Diğer yolcuları görmek, duymak istemiyor gibi kendi hâlinde seyahat ediyor.

Derin derin bakıyor, parmaklarında çevirdiği bir çay kaşığında ‘duygusal zenginlik’ buluyor. Yolcuların neşesine dayanamıyor ve alt kata iniyor, elinde çayı ile…

*

–           Anne çay, diyor küçük kız, metal tepside “Sıcak çaaaay” diye bağırarak yanlarından geçen garsonu göstererek.

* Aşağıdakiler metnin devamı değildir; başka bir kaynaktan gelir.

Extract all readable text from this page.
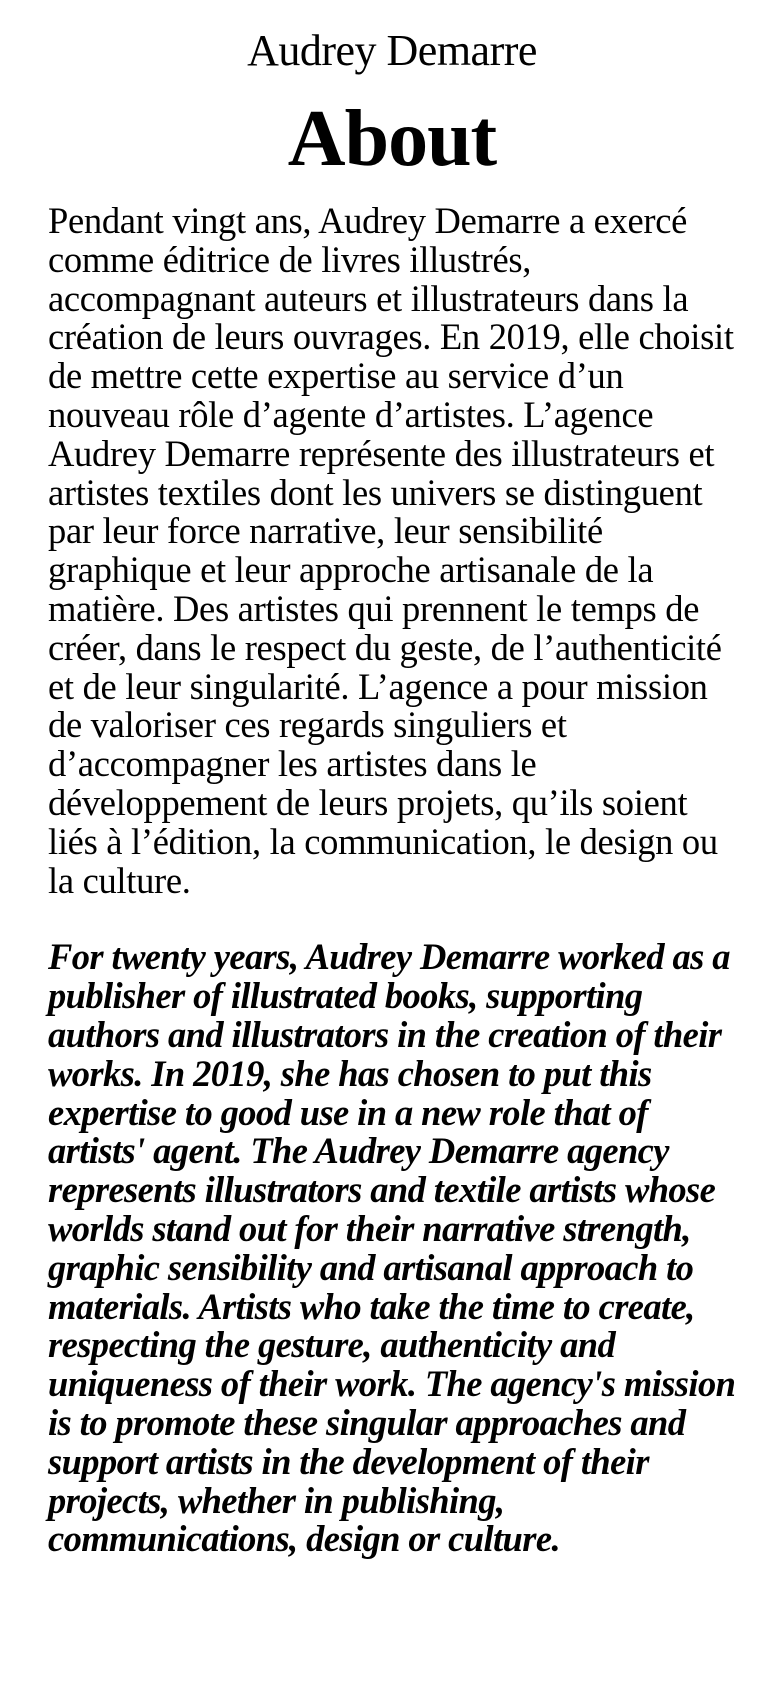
Audrey Demarre
About

Pendant vingt ans, Audrey Demarre a exercé comme éditrice de livres illustrés, accompagnant auteurs et illustrateurs dans la création de leurs ouvrages. En 2019, elle choisit de mettre cette expertise au service d’un nouveau rôle d’agente d’artistes. L’agence Audrey Demarre représente des illustrateurs et artistes textiles dont les univers se distinguent par leur force narrative, leur sensibilité graphique et leur approche artisanale de la matière. Des artistes qui prennent le temps de créer, dans le respect du geste, de l’authenticité et de leur singularité. L’agence a pour mission de valoriser ces regards singuliers et d’accompagner les artistes dans le développement de leurs projets, qu’ils soient liés à l’édition, la communication, le design ou la culture.

For twenty years, Audrey Demarre worked as a publisher of illustrated books, supporting authors and illustrators in the creation of their works. In 2019, she has chosen to put this expertise to good use in a new role that of artists' agent. The Audrey Demarre agency represents illustrators and textile artists whose worlds stand out for their narrative strength, graphic sensibility and artisanal approach to materials. Artists who take the time to create, respecting the gesture, authenticity and uniqueness of their work. The agency's mission is to promote these singular approaches and support artists in the development of their projects, whether in publishing, communications, design or culture.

Adam, kızın annesini ikna edeceğinden emin; daha “Ver” demeden bir bardağın tabağına iki şeker koyuyor. Ve anne, bu emrivakiye uyarak çayı alıyor.

–           Oo, çok sıcak, biraz bekle, diyerek kızını sabır sınavına sokuyor.

*

–           Oğlum, diyor esmer bir adam kolunu kaldırarak; çay ver.

Delikanlı hızlı bir reveransla dönüyor, bir süre sesin geldiği yönü arıyor, kolu görünce o tarafa hızlanıyor.

Esmer, kemikli, bıyıklı, orta yaş üstü adam, çay satıcısını şöyle sevindiriyor:

–           Benim çayım bittikçe sen getir.

–           Peki amca.

Amca kıtlama ile çayını içmeye koyuluyor iştahla.

*

Çay… İnsanoğlunun binlerce asırlık yoldaşı…

Sıcak su ile demleninceye kadar rengi bilinmeyen çay, ‘hüzün’ çökmeden gerçeği anlaşılmayan insanlara benziyor.

Zamanı geciken çayın deminin acılaşması gibi, acılar da insanları zamanla hassaslaştırıyor.

Poyrazın sertliğine nispetle balıkçı barınaklarının tüten bacası görünüyor uzaktan; dalgalar güverteye vuruyor, iskeleler köpüklü sularla doluyor.

Adalar’ın şehir hatları vapurunun bir saat on beş dakikalık yolculuğu bir uzuyor, bir kısalıyor.

“Çay olsun, demli olmasa da olur; sen ol, çay olmasa da olur” diye yazan kalem, gelmeyen sevgiliyi, bu soğuk havalarda buhar buhar, sıcak sıcak vapur içinde dolaşan ‘can suyu’ üzerinden anlatıyordu.

*

Ne güzel söylemişler:

“Geleydin bir çay içimi; sen çay dökerdin, ben de içimi…”

Bir çay içecek kimsesi bile olmayanlara selâm olsun.